El salto a través del hiperespacio duraría varias jornadas, así que dispusieron de tiempo sobrado para las charlas ociosas. Todos estaban convencidos de que aquellas rocas eran los genuinos sembradores. Así cobraba sentido la filmación alienígena recogida en las ruinas de Leteo.

—La misteriosa nube blanquecina que se cernía sobre VR—218 se comporta, a escala planetaria, como nuestros singulares atormentadores —decía Manfredo en la sala de hologramas, revisando los documentos gráficos obtenidos en aquel viaje memorable—. Me atrevo a pronosticar que en una masa tan enorme, las interacciones entre sus componentes podrán alcanzar un grado elevadísimo de complejidad. Por tanto, el superorganismo será capaz de ejecutar acciones inimaginables. Si unos cuantos miles pudieron formar una nave que en muchos aspectos superaba a la
Kalevala
, imaginen algo del tamaño de una luna.

—Simplemente, con la mera fuerza gravitatoria asociada, sería capaz de causar catástrofes a escala planetaria en el mundo que elijan como objetivo —dijo Marga.

—Hablando de objetivos —replicó Wanda—, ¿por qué cosechan?

—Nosotros repostamos combustible y materias primas en VR—1070 —respondió Bob—. Tal vez ellos... —Y dejó la frase en suspenso.

—Esos seres parecen seguir un ciclo vital de 802 años —intervino Nerea que, como de costumbre, poseía la virtud de apuntarse a los coloquios más jugosos—. No soy bióloga, pero sé que muchos animales atraviesan por distintas fases bien diferenciadas. De jóvenes se alimentan, y cuando maduran se reproducen. Tal vez, cada cierto tiempo deben recopilar víveres. Y como son tantos, necesitarán cosechar un planeta entero para ir tirando.

—Yo sí soy biólogo —replicó Eiji—, pero ejerceré de abogado del diablo. Supongamos que, en efecto, esas rocas, al agregarse, dan lugar a una inteligencia de nivel superior, capaz de fabricar herramientas y obrar maravillas. Si tan listas son, ¿por qué no desarrollaron placas solares o algo similar? ¿Para qué seguir un proceso tan retorcido, costoso y complejo como el de sembrar planetas? La solar es la energía más abundante y barata en el universo. A partir de ella, y usando materias primas que podrían extraer de cualquier planeta gigante gaseoso, podrían sintetizar todos los nutrientes que quisieran. Sería mucho más eficiente que lo que hacen.

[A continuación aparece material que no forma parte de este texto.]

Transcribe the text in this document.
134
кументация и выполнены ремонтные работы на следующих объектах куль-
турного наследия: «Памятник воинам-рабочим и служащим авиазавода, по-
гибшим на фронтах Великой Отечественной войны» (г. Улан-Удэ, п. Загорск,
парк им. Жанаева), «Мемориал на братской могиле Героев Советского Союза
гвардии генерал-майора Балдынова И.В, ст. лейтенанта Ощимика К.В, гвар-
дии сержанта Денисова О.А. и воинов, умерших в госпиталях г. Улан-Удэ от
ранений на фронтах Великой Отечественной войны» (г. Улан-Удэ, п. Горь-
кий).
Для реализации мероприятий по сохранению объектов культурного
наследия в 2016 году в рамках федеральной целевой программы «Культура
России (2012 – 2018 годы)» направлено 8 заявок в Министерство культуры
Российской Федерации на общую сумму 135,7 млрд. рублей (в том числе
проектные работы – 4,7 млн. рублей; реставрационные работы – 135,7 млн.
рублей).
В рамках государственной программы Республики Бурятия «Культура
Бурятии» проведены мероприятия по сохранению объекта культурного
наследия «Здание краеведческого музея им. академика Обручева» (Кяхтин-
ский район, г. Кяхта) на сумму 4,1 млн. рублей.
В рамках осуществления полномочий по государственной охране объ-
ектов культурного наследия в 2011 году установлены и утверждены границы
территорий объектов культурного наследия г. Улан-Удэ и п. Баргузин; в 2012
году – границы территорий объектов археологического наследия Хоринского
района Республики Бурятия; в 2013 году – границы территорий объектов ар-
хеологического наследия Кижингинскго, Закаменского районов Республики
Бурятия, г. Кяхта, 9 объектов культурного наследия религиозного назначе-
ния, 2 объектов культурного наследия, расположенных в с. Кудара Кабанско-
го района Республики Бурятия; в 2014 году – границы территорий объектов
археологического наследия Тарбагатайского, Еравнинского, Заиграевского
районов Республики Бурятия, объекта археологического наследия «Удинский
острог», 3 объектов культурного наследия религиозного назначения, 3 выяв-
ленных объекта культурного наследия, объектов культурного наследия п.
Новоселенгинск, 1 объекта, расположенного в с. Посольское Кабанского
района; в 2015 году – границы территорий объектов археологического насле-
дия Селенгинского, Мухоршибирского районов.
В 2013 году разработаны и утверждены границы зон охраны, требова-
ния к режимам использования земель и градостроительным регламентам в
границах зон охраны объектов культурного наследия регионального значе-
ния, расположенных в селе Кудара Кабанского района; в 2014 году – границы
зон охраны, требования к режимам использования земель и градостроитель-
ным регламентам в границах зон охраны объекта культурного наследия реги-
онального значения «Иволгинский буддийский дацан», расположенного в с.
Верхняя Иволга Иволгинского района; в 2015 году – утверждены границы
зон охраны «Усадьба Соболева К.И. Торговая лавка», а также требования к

—Quizá, doctor Tanaka, sean criaturas esclavas de sus costumbres —dijo Manfredo—. O empleando la terminología de ustedes, los biólogos, lo llevan en los genes. Sigamos con su ejemplo de las amebas. Estas, cuando reciben la llamada química de un congénere sometido a estrés, no tienen más remedio que agregarse y, en algunos casos, suicidarse en pro de la comunidad. No pueden hacer otra cosa que seguir las instrucciones grabadas en su código genético, y lo repetirán generación tras generación, hasta que se extingan. Por tanto, debemos concluir que sus actos de aparente crueldad no obedecen a una maldad intrínseca, sino a las restricciones de diseño, en sentido amplio. —Podrían evolucionar —objetó Marga. —Recuerda lo que te enseñaron en Secundaria sobre el equilibrio puntuado. Las especies tienden a permanecer estables durante la mayor parte de su historia. Los episodios de especiación son muy rápidos en términos geológicos, y se dan en zonas periféricas, aisladas de las poblaciones principales. Reconozco que lo que apunta Manfredo tiene sentido. Puede que el comportamiento de los centauros contribuyera a su éxito como especie, y quedara fijado indeleblemente en su genoma. Entonces, el instinto prevalecería sobre la inteligencia de enjambre y... Ay, habéis logrado que me ponga a elucubrar, como vosotros. —El biólogo sonrió.